Several Israeli companies were served ransom notes on Saturday night by a hacker group called Black Shadow. This included the LGBTQ dating app "Atraf", the Kavim bus company, the Pegasus tour booking company, and the Israeli Children’s Museum, and some of these had the first data leaked. On Friday, the group announced they hacked into the Cyberserve Israeli Internet company, turned off their servers, and threatened to leak the stolen data. Right now, there are no clear terms of ransom payment from Cyberserve.
The group started with leaking data from the bus app Kavim after the app owners failed to provide the ransom and threatened to leak more. The first data was exposed on Telegram in the form of a photo of what appeared to be a database containing personal information such as names, email addresses, and phone numbers of Kavim Israeli clients.
Later that day, the actors took Telegram again to announce they held data belonging to another platform developed by Cyberserve, the LGBTQ dating service Atraf. The hackers said they would leak the info if the ransom was not paid within 48 hours. The data trove supposedly had private details of some one million people, including chat content, event ticket and purchasing information, and others. Of course, this was worrisome considering no LGBTQ users would want their sensitive data exposed.

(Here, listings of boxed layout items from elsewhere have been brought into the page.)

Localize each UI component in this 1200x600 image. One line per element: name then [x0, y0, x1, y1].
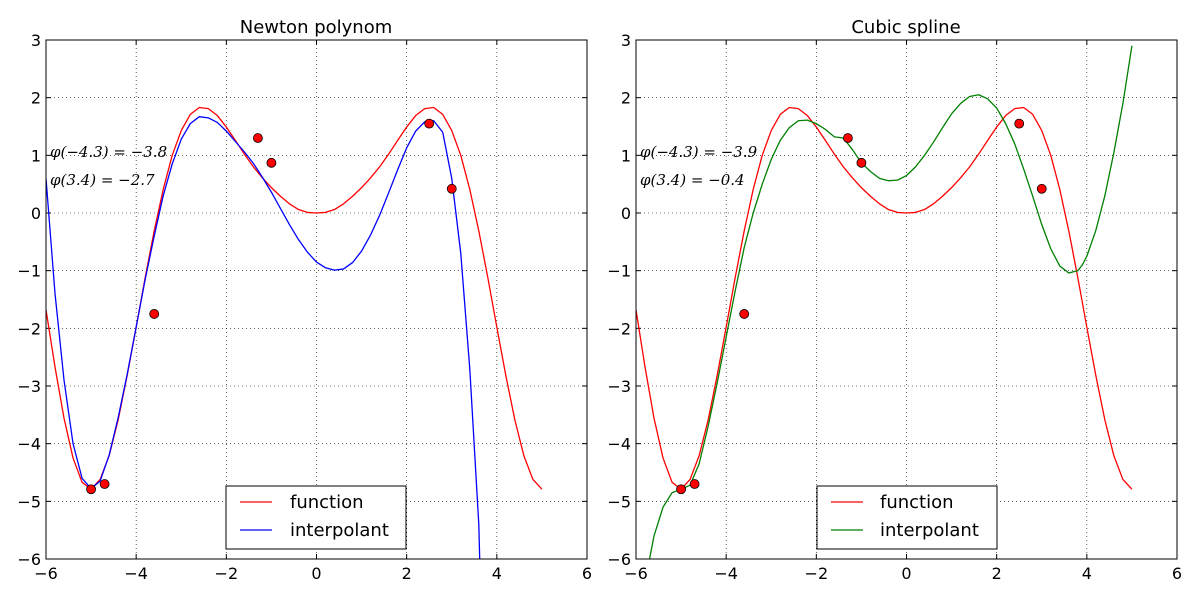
- y-tick-label: −5: [607, 492, 631, 511]
- y-tick-label: −5: [17, 492, 41, 511]
- axes-frame: [45, 39, 588, 560]
- data-point: [856, 157, 867, 168]
- x-tick-label: 0: [311, 564, 321, 583]
- x-tick-label: 6: [1172, 564, 1182, 583]
- annotation-1: φ(−4.3) = −3.8: [50, 143, 167, 161]
- data-point: [1014, 118, 1025, 129]
- annotation-2: φ(3.4) = −0.4: [640, 171, 745, 189]
- data-point: [266, 157, 277, 168]
- grid: [636, 40, 1177, 559]
- y-tick-label: 2: [31, 89, 41, 108]
- spline-panel: Cubic spline −6 −4 −2 0 2 4 6−6−5−4−3−2−10123 …: [607, 17, 1182, 583]
- x-tick-label: 2: [402, 564, 412, 583]
- data-point: [86, 484, 96, 495]
- y-tick-label: 1: [31, 146, 41, 165]
- annotation-2: φ(3.4) = −2.7: [50, 171, 155, 189]
- panel-title: Cubic spline: [851, 17, 960, 38]
- series-line-interpolant: [46, 116, 481, 559]
- y-tick-label: 1: [621, 146, 631, 165]
- data-point: [99, 479, 110, 489]
- legend-label-interpolant: interpolant: [880, 520, 979, 541]
- data-point: [739, 309, 750, 319]
- plot-area: [46, 106, 543, 559]
- data-point: [689, 479, 700, 489]
- y-tick-label: 0: [31, 204, 41, 223]
- legend: function interpolant: [225, 485, 407, 550]
- x-tick-label: −2: [805, 564, 829, 583]
- y-tick-label: −1: [17, 262, 41, 281]
- y-tick-label: −4: [17, 435, 41, 454]
- x-tick-label: 4: [1082, 564, 1092, 583]
- plot-area: [636, 45, 1133, 559]
- data-point: [424, 118, 435, 129]
- x-tick-label: 6: [582, 564, 592, 583]
- grid: [46, 40, 587, 559]
- series-line-function: [46, 106, 543, 490]
- panel-title: Newton polynom: [240, 17, 393, 38]
- legend: function interpolant: [816, 485, 998, 550]
- x-tick-label: −6: [624, 564, 648, 583]
- data-point: [252, 133, 263, 143]
- y-tick-label: −2: [17, 319, 41, 338]
- x-tick-label: −4: [714, 564, 738, 583]
- data-point: [676, 484, 686, 495]
- annotation-1: φ(−4.3) = −3.9: [640, 143, 758, 161]
- legend-box: [816, 485, 998, 550]
- axis-ticks: −6 −4 −2 0 2 4 6 −6 −5 −4 −3 −2 −1 0 1 2 3: [607, 31, 1182, 583]
- y-tick-label: −6: [17, 550, 41, 569]
- x-tick-label: 0: [901, 564, 911, 583]
- x-tick-label: −6: [34, 564, 58, 583]
- data-point: [446, 183, 457, 194]
- axes-frame: [635, 39, 1178, 560]
- y-tick-label: 2: [621, 89, 631, 108]
- legend-label-function: function: [880, 492, 954, 513]
- newton-panel: Newton polynom −6 −4 −2 0 2 4 6 −6 −5 −4 −3 −2 −1 0 1 2…: [17, 17, 592, 583]
- y-tick-label: −1: [607, 262, 631, 281]
- y-tick-label: −2: [607, 319, 631, 338]
- data-point: [842, 133, 853, 143]
- data-point: [149, 309, 160, 319]
- y-tick-label: −6: [607, 550, 631, 569]
- y-tick-label: 3: [621, 31, 631, 50]
- x-tick-label: 4: [492, 564, 502, 583]
- series-line-function: [636, 106, 1133, 490]
- y-tick-label: −3: [17, 377, 41, 396]
- x-tick-label: 2: [992, 564, 1002, 583]
- data-point: [1036, 183, 1047, 194]
- legend-box: [225, 485, 407, 550]
- series-line-interpolant: [648, 45, 1133, 559]
- y-tick-label: −3: [607, 377, 631, 396]
- y-tick-label: 3: [31, 31, 41, 50]
- x-tick-label: −2: [215, 564, 239, 583]
- y-tick-label: 0: [621, 204, 631, 223]
- y-tick-label: −4: [607, 435, 631, 454]
- legend-label-function: function: [290, 492, 364, 513]
- x-tick-label: −4: [124, 564, 148, 583]
- legend-label-interpolant: interpolant: [290, 520, 389, 541]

“If we have $1 million in our wallet in the next 48 hours, we will not leak this information and also we will not sell it to anybody. This is the best thing we can do,” said the Black Shadow group on a now-removed Telegram channel. “Atraf’s team did not contact us for any deals yet so we collected 50 famous Israeli [...] and we leak their videos [...],” they further wrote, and they demanded $500 for access to the data.

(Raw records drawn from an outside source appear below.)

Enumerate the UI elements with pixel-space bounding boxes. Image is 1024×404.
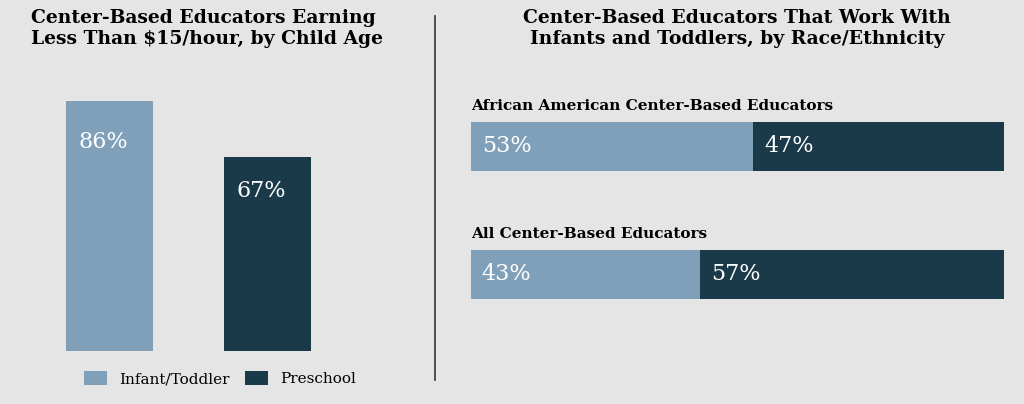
- Text: African American Center-Based Educators: African American Center-Based Educators: [471, 99, 834, 113]
- Text: 47%: 47%: [764, 135, 813, 158]
- Text: 67%: 67%: [237, 180, 287, 202]
- Bar: [67, 101, 153, 351]
- Text: 57%: 57%: [711, 263, 760, 285]
- Bar: [754, 122, 1004, 171]
- Text: Center-Based Educators Earning
Less Than $15/hour, by Child Age: Center-Based Educators Earning Less Than…: [31, 9, 383, 48]
- Title: Center-Based Educators That Work With
Infants and Toddlers, by Race/Ethnicity: Center-Based Educators That Work With In…: [523, 9, 951, 48]
- Bar: [471, 250, 700, 299]
- Text: 86%: 86%: [79, 131, 128, 154]
- Bar: [224, 157, 311, 351]
- Text: All Center-Based Educators: All Center-Based Educators: [471, 227, 708, 241]
- Text: 43%: 43%: [481, 263, 531, 285]
- Legend: Infant/Toddler, Preschool: Infant/Toddler, Preschool: [78, 365, 362, 392]
- Text: 53%: 53%: [481, 135, 531, 158]
- Bar: [700, 250, 1004, 299]
- Bar: [471, 122, 754, 171]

Some Atraf user names and their locations have already been posted online, as well as the HIV status that some users had on their profiles. “The thought that a person’s HIV positive status can be revealed not by their choice worries us very much,” declared the Israel AIDS task force.
The CEO of the Association for LGBTQ Equality in Israel told AFP his organization extended its emergency hotline hours to deal with a wave of worried callers and is working with various groups to reduce the damage. "They are exposed, and if they are in the closet, they are exposed to situations they never knew before," he said. A spokeswoman for the government-funded Israel National Cyber Directorate said her office warned Cyberserve "several times" it was vulnerable to attack.
Black Shadow is also responsible for hacking into other companies like Shirbit and KLS. At the time in December 2020, the Shirbit attack was the largest in the history of Israeli companies, compromising the company’s Israeli customers’ private files, including marriage certificates, financial documents, identity card scans, and medical documents.
According to some affected companies, the group is part of the Iranian actors scene. This places it in the midst of a persistent conflict between Israel and Iran that has occurred in cybersecurity, with Black Shadow’s hack occurring only three days after Iranian gas stations had their gas pumps stop working from a cyberattack. According to reports, Israel hacked Iran’s Shahid Rajaee Port in May 2020 to retaliate against Iran for its supposed attempt to break into Israel’s water supply system the month before.